Shoulder pain, whether it’s transient or chronic, is one of the most common conditions we see at our clinic among the athletes who train and compete in mixed martial arts and other combat sports. The most common shoulder disorders we come across are rotator cuff impingement syndromes, tendinitis, and rotator cuff tears.
If you have pain in the front of your shoulder from overhead activities or when reaching across your body, you may be suffering from a rotator cuff impingement syndrome. As the name suggests, there are structures in the shoulder that get “impinged” or pinched beneath the acromion as the arm elevates or reaches overhead. A common cause is from repetitive use or overtraining. If muscles in the shoulder girdle and rotator cuff are not balanced, it is common to develop an impingement syndrome. When the muscles that stabilize the shoulder blade and keep it pressed against the ribcage are shortened or hypertonic, normal range of motion about the shoulder joint becomes limited. So in essence, every time you raise your arm above your head, or throw a cross or hook, your rotator cuff muscles can become trapped, irritated, and eventually torn.

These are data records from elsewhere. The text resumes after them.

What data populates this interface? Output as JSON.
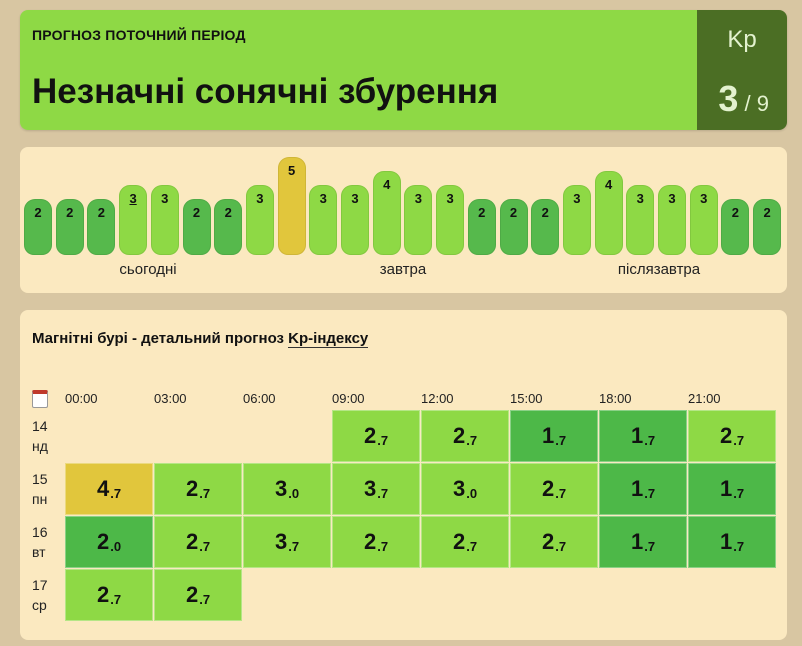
{
  "header": {
    "label": "ПРОГНОЗ ПОТОЧНИЙ ПЕРІОД",
    "title": "Незначні сонячні збурення",
    "kp_label": "Kp",
    "kp_value": "3",
    "kp_max": "9",
    "kp_separator": "/"
  },
  "colors": {
    "kp1": "#4db848",
    "kp2": "#56b94c",
    "kp3": "#8ed945",
    "kp4": "#8ed945",
    "kp5": "#e1c63c",
    "kp_panel": "#4b6e24"
  },
  "forecast_bars": [
    {
      "value": "2",
      "current": false
    },
    {
      "value": "2",
      "current": false
    },
    {
      "value": "2",
      "current": false
    },
    {
      "value": "3",
      "current": true
    },
    {
      "value": "3",
      "current": false
    },
    {
      "value": "2",
      "current": false
    },
    {
      "value": "2",
      "current": false
    },
    {
      "value": "3",
      "current": false
    },
    {
      "value": "5",
      "current": false
    },
    {
      "value": "3",
      "current": false
    },
    {
      "value": "3",
      "current": false
    },
    {
      "value": "4",
      "current": false
    },
    {
      "value": "3",
      "current": false
    },
    {
      "value": "3",
      "current": false
    },
    {
      "value": "2",
      "current": false
    },
    {
      "value": "2",
      "current": false
    },
    {
      "value": "2",
      "current": false
    },
    {
      "value": "3",
      "current": false
    },
    {
      "value": "4",
      "current": false
    },
    {
      "value": "3",
      "current": false
    },
    {
      "value": "3",
      "current": false
    },
    {
      "value": "3",
      "current": false
    },
    {
      "value": "2",
      "current": false
    },
    {
      "value": "2",
      "current": false
    }
  ],
  "day_labels": [
    "сьогодні",
    "завтра",
    "післязавтра"
  ],
  "detail": {
    "title_prefix": "Магнітні бурі - детальний прогноз ",
    "title_link": "Kp-індексу",
    "times": [
      "00:00",
      "03:00",
      "06:00",
      "09:00",
      "12:00",
      "15:00",
      "18:00",
      "21:00"
    ],
    "rows": [
      {
        "day": "14",
        "weekday": "нд",
        "start": 3,
        "cells": [
          {
            "v": "2",
            "d": ".7",
            "kp": 2
          },
          {
            "v": "2",
            "d": ".7",
            "kp": 2
          },
          {
            "v": "1",
            "d": ".7",
            "kp": 1
          },
          {
            "v": "1",
            "d": ".7",
            "kp": 1
          },
          {
            "v": "2",
            "d": ".7",
            "kp": 2
          }
        ]
      },
      {
        "day": "15",
        "weekday": "пн",
        "start": 0,
        "cells": [
          {
            "v": "4",
            "d": ".7",
            "kp": 5
          },
          {
            "v": "2",
            "d": ".7",
            "kp": 2
          },
          {
            "v": "3",
            "d": ".0",
            "kp": 2
          },
          {
            "v": "3",
            "d": ".7",
            "kp": 2
          },
          {
            "v": "3",
            "d": ".0",
            "kp": 2
          },
          {
            "v": "2",
            "d": ".7",
            "kp": 2
          },
          {
            "v": "1",
            "d": ".7",
            "kp": 1
          },
          {
            "v": "1",
            "d": ".7",
            "kp": 1
          }
        ]
      },
      {
        "day": "16",
        "weekday": "вт",
        "start": 0,
        "cells": [
          {
            "v": "2",
            "d": ".0",
            "kp": 1
          },
          {
            "v": "2",
            "d": ".7",
            "kp": 2
          },
          {
            "v": "3",
            "d": ".7",
            "kp": 2
          },
          {
            "v": "2",
            "d": ".7",
            "kp": 2
          },
          {
            "v": "2",
            "d": ".7",
            "kp": 2
          },
          {
            "v": "2",
            "d": ".7",
            "kp": 2
          },
          {
            "v": "1",
            "d": ".7",
            "kp": 1
          },
          {
            "v": "1",
            "d": ".7",
            "kp": 1
          }
        ]
      },
      {
        "day": "17",
        "weekday": "ср",
        "start": 0,
        "cells": [
          {
            "v": "2",
            "d": ".7",
            "kp": 2
          },
          {
            "v": "2",
            "d": ".7",
            "kp": 2
          }
        ]
      }
    ]
  }
}
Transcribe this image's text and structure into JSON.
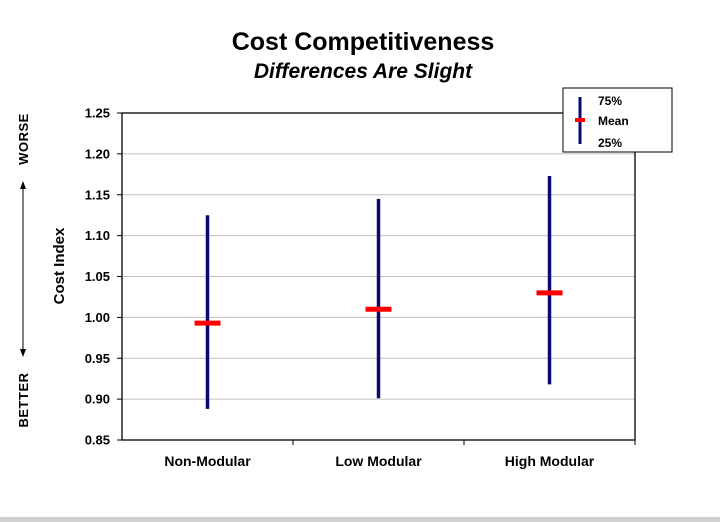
{
  "chart_data": {
    "type": "range",
    "title": "Cost Competitiveness",
    "subtitle": "Differences Are Slight",
    "ylabel": "Cost Index",
    "ylim": [
      0.85,
      1.25
    ],
    "ytick_step": 0.05,
    "yticks": [
      "0.85",
      "0.90",
      "0.95",
      "1.00",
      "1.05",
      "1.10",
      "1.15",
      "1.20",
      "1.25"
    ],
    "grid": true,
    "legend_position": "top-right",
    "legend": {
      "high": "75%",
      "mean": "Mean",
      "low": "25%"
    },
    "side_labels": {
      "top": "WORSE",
      "bottom": "BETTER"
    },
    "categories": [
      "Non-Modular",
      "Low Modular",
      "High Modular"
    ],
    "p75": [
      1.125,
      1.145,
      1.173
    ],
    "mean": [
      0.993,
      1.01,
      1.03
    ],
    "p25": [
      0.888,
      0.901,
      0.918
    ],
    "colors": {
      "range_line": "#0a0a6e",
      "mean_marker": "#ff0000",
      "grid": "#c0c0c0",
      "axis": "#000000"
    }
  }
}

Shoulder impingement syndromes quite often lead to tendinitis or tendinosis of the rotator cuff. Almost 90% of the time in our practice we see some degree of tendinitis of the supraspinatus muscle when there is a shoulder impingement syndrome. Over time, continuous impingement of the rotator cuff can lead to microtears or full-thickness tears when acute trauma is involved.
What’s the solution? Listen to your body. Chances are, if you keep doing the same motion over and over and you continue to have pain or discomfort, it won’t magically disappear. Find a competent sports physician, chiropractor, or physical therapist who can assess your shoulder and put you on a program to stretch what’s tight, strengthen what’s weak, and mobilize the joints that aren’t moving properly. We also have good success using ART (Active Release Techniques) along with traditional physical therapy modalities like ultrasound and electrical stimulation to rehabilitate shoulder injuries.